Ataque dos Clones #25

Nesta crónica tenho abordado diversos demakes piratas que, na minha perspetiva desproporcionalmente politizada, são sintomáticos das assimetrias económicas entre os que vivem do lado bom do capitalismo cultural e os que vivem à sombra dos seus interesses.

A ideia de demake representa por si só um constrangimento forçosamente pejorativo. Porque fazer uma versão “inferior” ao que já existe? Quem são os consumidores interessados em obter a versão “simplificada” do produto? E acima de tudo, porquê?

Bio_Hazard_Famicom_Cart

Longe dos critérios “Chomskistas”, um caso semelhante aconteceu no lado “bom” dos videojogos. Estou a referir-me ao estranho caso da hierarquia etária que separou os donos de consolas de sala e os de portáteis.

Se hoje em dia uma parte significativa dos possuidores de 3DS têm-na como alternativa móvel ao hardware caseiro, o mesmo não se pode dizer dos tempos primitivos das primeiras Game Boys. Para muitos putos dos 90 o meio de acesso ao mundo dos jogos fez-se através dos tons de verde dos pequenos ecrãs STN do tijolo japonês. Talvez por não terem acesso ao televisor de casa ou pouca paciência parental para desfrutar do existente, a verdade é que estes jovens representavam um mercado apetecível que a indústria não podia simplesmente ignorar. O resultado? Third-parties abundantes e muitas vezes coincidentes com o lançamento do “jogo de sala” aka jogo a sério.

Se nos primeiros tempos a relação entre uma Master System e uma Game Gear implicam um esforço de adaptação pouco significativo, o mesmo não se pode dizer das produções que colocam em paralelo uma Playstation e uma Game Boy Color. Adaptar um jogo pensado para a 32 bits da Sony aos constrangimentos de um bicho alcalino-dependente implica uma criação de raiz.

Ora criar um novo jogo para uma cambada de putos pouco informados é coisa que não exige grande compromisso qualitativo quando se tem uma franquia de peso. O nosso exemplo de hoje nasce das consequências inesperadas de uma adaptação falhada: Resident Evil 1.

Após o sucesso da versão playstation em 96, a Capcom encomenda aos ingleses da HotGen Studios uma adaptação Game Boy Color. O Resultado, apesar de bastante fidedigno ao original, não impressiona e o projeto é cancelado.*

A Capcom, que ainda não desistiu da ideia, opta por cozinhar internamente uma história original e lança em 2001 Resident Evil Gaiden, um jogo esquecido do público e da crítica.

É neste contexto que nasce o nosso clone.

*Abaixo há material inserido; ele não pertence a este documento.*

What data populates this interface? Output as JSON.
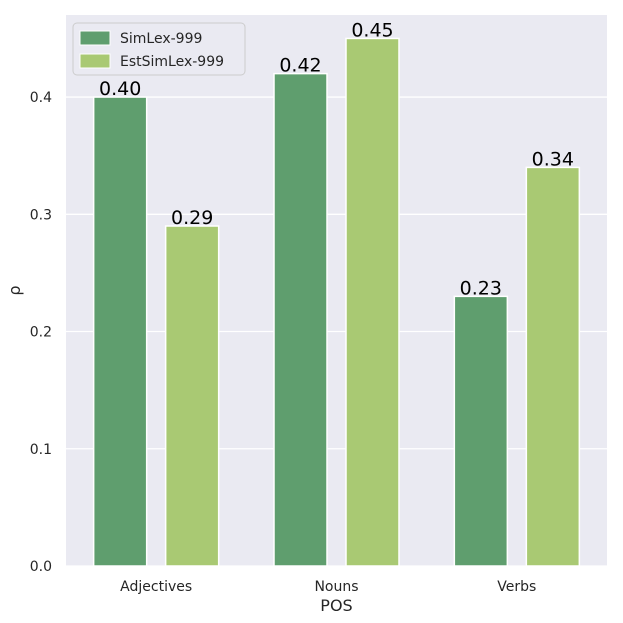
{
  "chart_data": {
    "type": "bar",
    "title": "",
    "xlabel": "POS",
    "ylabel": "ρ",
    "categories": [
      "Adjectives",
      "Nouns",
      "Verbs"
    ],
    "series": [
      {
        "name": "SimLex-999",
        "values": [
          0.4,
          0.42,
          0.23
        ],
        "color": "#5f9e6e"
      },
      {
        "name": "EstSimLex-999",
        "values": [
          0.29,
          0.45,
          0.34
        ],
        "color": "#a9c973"
      }
    ],
    "data_labels": [
      [
        "0.40",
        "0.42",
        "0.23"
      ],
      [
        "0.29",
        "0.45",
        "0.34"
      ]
    ],
    "ylim": [
      0,
      0.47
    ],
    "yticks": [
      0.0,
      0.1,
      0.2,
      0.3,
      0.4
    ],
    "ytick_labels": [
      "0.0",
      "0.1",
      "0.2",
      "0.3",
      "0.4"
    ],
    "grid": true,
    "legend_position": "top-left",
    "background_color": "#eaeaf2",
    "grid_color": "#ffffff"
  }
}
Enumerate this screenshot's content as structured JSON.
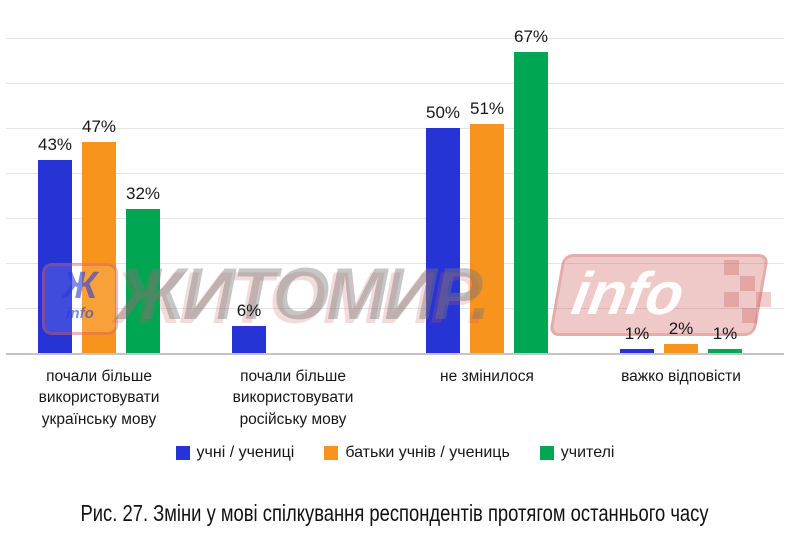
{
  "caption": "Рис. 27. Зміни у мові спілкування респондентів протягом останнього часу",
  "watermark": {
    "logo_letter": "Ж",
    "logo_sub": "info",
    "main_text": "ЖИТОМИР.",
    "suffix_text": "info",
    "accent_red": "#cc5555",
    "gray": "#787878"
  },
  "chart_data": {
    "type": "bar",
    "title": "",
    "xlabel": "",
    "ylabel": "",
    "value_suffix": "%",
    "ylim": [
      0,
      70
    ],
    "grid_step": 10,
    "grid": true,
    "y_axis_labels_visible": false,
    "legend_position": "bottom",
    "categories": [
      [
        "почали більше",
        "використовувати",
        "українську мову"
      ],
      [
        "почали більше",
        "використовувати",
        "російську мову"
      ],
      [
        "не змінилося"
      ],
      [
        "важко відповісти"
      ]
    ],
    "series": [
      {
        "name": "учні / учениці",
        "color": "#2634d6",
        "values": [
          43,
          6,
          50,
          1
        ]
      },
      {
        "name": "батьки учнів / учениць",
        "color": "#f7941d",
        "values": [
          47,
          0,
          51,
          2
        ]
      },
      {
        "name": "учителі",
        "color": "#00a651",
        "values": [
          32,
          0,
          67,
          1
        ]
      }
    ]
  }
}
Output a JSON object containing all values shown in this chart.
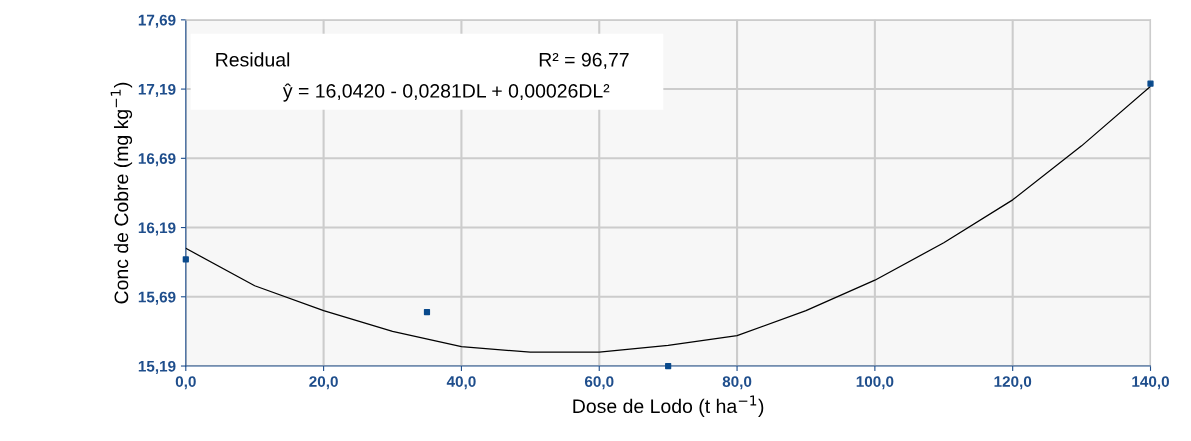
{
  "chart_data": {
    "type": "scatter",
    "xlabel": "Dose de Lodo (t ha$^{−1}$)",
    "ylabel": "Conc de Cobre (mg kg$^{−1}$)",
    "annotations": [
      "Residual",
      "R² = 96,77",
      "ŷ = 16,0420 - 0,0281DL + 0,00026DL²"
    ],
    "series": [
      {
        "color": "#0a4a8c",
        "marker": "square",
        "x": [
          0,
          35,
          70,
          140
        ],
        "values": [
          15.96,
          15.58,
          15.19,
          17.23
        ]
      },
      {
        "type": "line",
        "color": "#000000",
        "marker": "none",
        "line_style": "solid",
        "x": [
          0,
          10,
          20,
          30,
          40,
          50,
          60,
          70,
          80,
          90,
          100,
          110,
          120,
          130,
          140
        ],
        "values": [
          16.04,
          15.77,
          15.59,
          15.44,
          15.33,
          15.29,
          15.29,
          15.34,
          15.41,
          15.59,
          15.81,
          16.08,
          16.39,
          16.78,
          17.21
        ]
      }
    ],
    "xlim": [
      0,
      140
    ],
    "ylim": [
      15.19,
      17.69
    ],
    "xticks": [
      {
        "value": 0,
        "label": "0,0"
      },
      {
        "value": 20,
        "label": "20,0"
      },
      {
        "value": 40,
        "label": "40,0"
      },
      {
        "value": 60,
        "label": "60,0"
      },
      {
        "value": 80,
        "label": "80,0"
      },
      {
        "value": 100,
        "label": "100,0"
      },
      {
        "value": 120,
        "label": "120,0"
      },
      {
        "value": 140,
        "label": "140,0"
      }
    ],
    "yticks": [
      {
        "value": 15.19,
        "label": "15,19"
      },
      {
        "value": 15.69,
        "label": "15,69"
      },
      {
        "value": 16.19,
        "label": "16,19"
      },
      {
        "value": 16.69,
        "label": "16,69"
      },
      {
        "value": 17.19,
        "label": "17,19"
      },
      {
        "value": 17.69,
        "label": "17,69"
      }
    ],
    "grid": true,
    "legend": false
  }
}
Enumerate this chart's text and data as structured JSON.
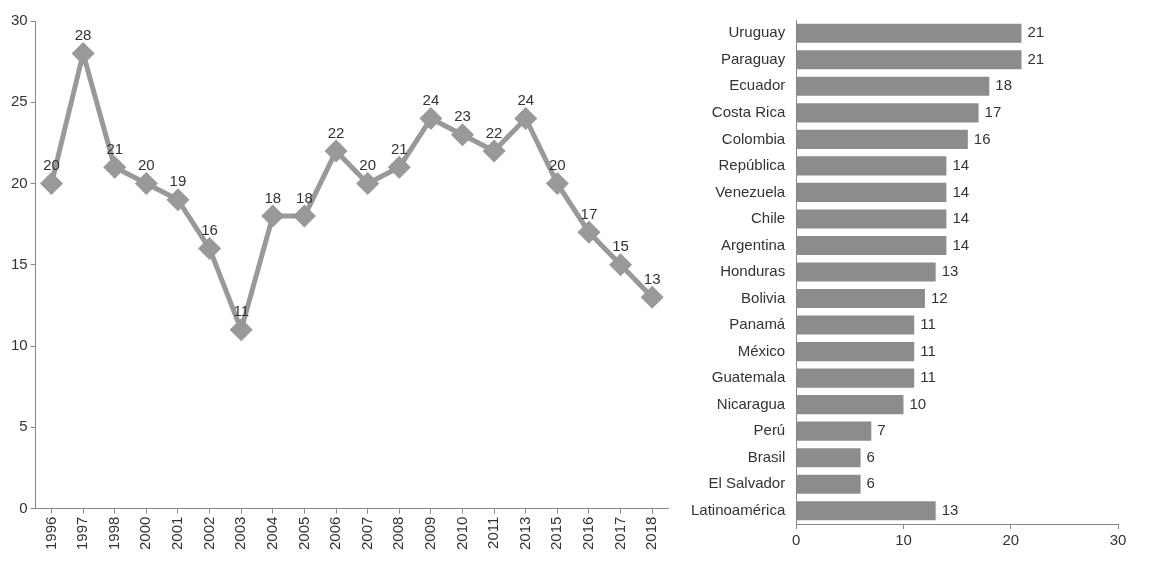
{
  "chart_data": [
    {
      "type": "line",
      "categories": [
        "1996",
        "1997",
        "1998",
        "2000",
        "2001",
        "2002",
        "2003",
        "2004",
        "2005",
        "2006",
        "2007",
        "2008",
        "2009",
        "2010",
        "2011",
        "2013",
        "2015",
        "2016",
        "2017",
        "2018"
      ],
      "values": [
        20,
        28,
        21,
        20,
        19,
        16,
        11,
        18,
        18,
        22,
        20,
        21,
        24,
        23,
        22,
        24,
        20,
        17,
        15,
        13
      ],
      "color": "#999999",
      "ylim": [
        0,
        30
      ],
      "yticks": [
        0,
        5,
        10,
        15,
        20,
        25,
        30
      ],
      "grid": false,
      "legend": false,
      "marker": "diamond",
      "line_style": "solid",
      "data_labels": true
    },
    {
      "type": "bar",
      "orientation": "horizontal",
      "categories": [
        "Uruguay",
        "Paraguay",
        "Ecuador",
        "Costa Rica",
        "Colombia",
        "República",
        "Venezuela",
        "Chile",
        "Argentina",
        "Honduras",
        "Bolivia",
        "Panamá",
        "México",
        "Guatemala",
        "Nicaragua",
        "Perú",
        "Brasil",
        "El Salvador",
        "Latinoamérica"
      ],
      "values": [
        21,
        21,
        18,
        17,
        16,
        14,
        14,
        14,
        14,
        13,
        12,
        11,
        11,
        11,
        10,
        7,
        6,
        6,
        13
      ],
      "color": "#8c8c8c",
      "xlim": [
        0,
        30
      ],
      "xticks": [
        0,
        10,
        20,
        30
      ],
      "grid": false,
      "legend": false,
      "data_labels": true
    }
  ]
}
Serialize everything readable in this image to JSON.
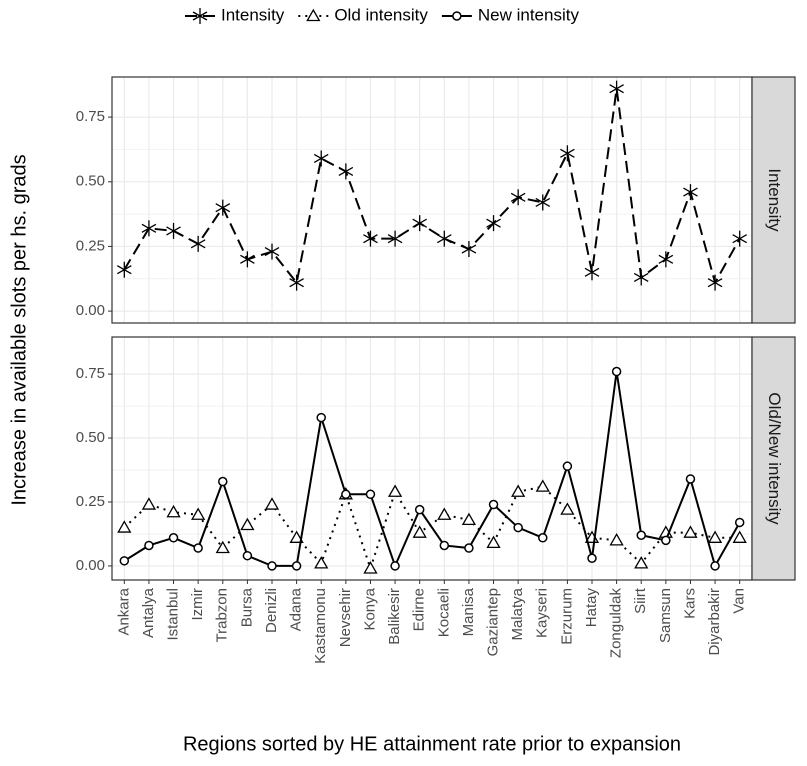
{
  "chart_data": [
    {
      "type": "line",
      "strip": "Intensity",
      "ylabel": "Increase in available slots per hs. grads",
      "ylim": [
        -0.046,
        0.905
      ],
      "yticks": [
        {
          "value": 0,
          "label": "0.00"
        },
        0.25,
        {
          "value": 0.5,
          "label": "0.50"
        },
        0.75
      ],
      "grid": true,
      "series": [
        {
          "name": "Intensity",
          "color": "#000000",
          "linestyle": "dashed",
          "marker": "asterisk",
          "values": [
            0.16,
            0.32,
            0.31,
            0.26,
            0.4,
            0.2,
            0.23,
            0.11,
            0.59,
            0.54,
            0.28,
            0.28,
            0.34,
            0.28,
            0.24,
            0.34,
            0.44,
            0.42,
            0.61,
            0.15,
            0.86,
            0.13,
            0.2,
            0.46,
            0.11,
            0.28
          ]
        }
      ]
    },
    {
      "type": "line",
      "strip": "Old/New intensity",
      "xlabel": "Regions sorted by HE attainment rate prior to expansion",
      "categories": [
        "Ankara",
        "Antalya",
        "Istanbul",
        "Izmir",
        "Trabzon",
        "Bursa",
        "Denizli",
        "Adana",
        "Kastamonu",
        "Nevsehir",
        "Konya",
        "Balikesir",
        "Edirne",
        "Kocaeli",
        "Manisa",
        "Gaziantep",
        "Malatya",
        "Kayseri",
        "Erzurum",
        "Hatay",
        "Zonguldak",
        "Siirt",
        "Samsun",
        "Kars",
        "Diyarbakir",
        "Van"
      ],
      "ylim": [
        -0.055,
        0.895
      ],
      "yticks": [
        {
          "value": 0,
          "label": "0.00"
        },
        0.25,
        {
          "value": 0.5,
          "label": "0.50"
        },
        0.75
      ],
      "grid": true,
      "series": [
        {
          "name": "Old intensity",
          "color": "#000000",
          "linestyle": "dotted",
          "marker": "triangle",
          "values": [
            0.15,
            0.24,
            0.21,
            0.2,
            0.07,
            0.16,
            0.24,
            0.11,
            0.01,
            0.28,
            -0.01,
            0.29,
            0.13,
            0.2,
            0.18,
            0.09,
            0.29,
            0.31,
            0.22,
            0.11,
            0.1,
            0.01,
            0.13,
            0.13,
            0.11,
            0.11
          ]
        },
        {
          "name": "New intensity",
          "color": "#000000",
          "linestyle": "solid",
          "marker": "circle",
          "values": [
            0.02,
            0.08,
            0.11,
            0.07,
            0.33,
            0.04,
            0.0,
            0.0,
            0.58,
            0.28,
            0.28,
            0.0,
            0.22,
            0.08,
            0.07,
            0.24,
            0.15,
            0.11,
            0.39,
            0.03,
            0.76,
            0.12,
            0.1,
            0.34,
            0.0,
            0.17
          ]
        }
      ]
    }
  ]
}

A Waixing lança em 2003 Bio Hazard, uma adaptação da história da versão playstation através do gameplay e visuais de Gaiden, reconciliando assim os dois projetos para o deleite dos amantes de cartuchos amarelos.

Estamos aqui perante um clone competente, fidedigno na história e que só padece dos defeitos herdados de Gaiden. O mais notório reside no sistema de combate. Assim que um inimigo cruza o nosso caminho, entramos numa espécie de jogo de ritmo onde vamos progressivamente perdendo pontos de vida. Enquanto um cursor se desloca a grande velocidade na horizontal, o objetivo passa por acertar no alvo central para atingir o adversário. Cada tentativa equivale a um tiro, sendo que cada tiro é uma bala do nosso arsenal limitado.

Ver reduzido a um simples jogo de ritmo o nosso encontro com zumbis bootlegs é um compromisso técnico difícil de ultrapassar mas conceptualmente justo. Em vez de optar por uma banal opção de shooter, procura criar-se tensão através da necessidade de alguma calma (jogo de ritmo) e a urgência criada pela perda de vida continua.

Resta-me avisar que este clone é impraticável através de um emulador convencional. Se a versão cartucho não sofre de qualquer problema, tentar jogar através da ROM implica levar com um bug fatal de 2 em 2 minutos.

O problema parece atenuar-se com uma versão Debug da ROM compatível exclusivamente com emuladores especializados nas famiclones. Recomenda-se ainda assim jogar através do cartucho original… Se o encontrar. Caso contrário poderão sempre apreciar o “let’s play” completo deste simpático “youtuber” russo.

*Estão disponíveis ROMs do projeto abortado online para quem tiver curiosidade.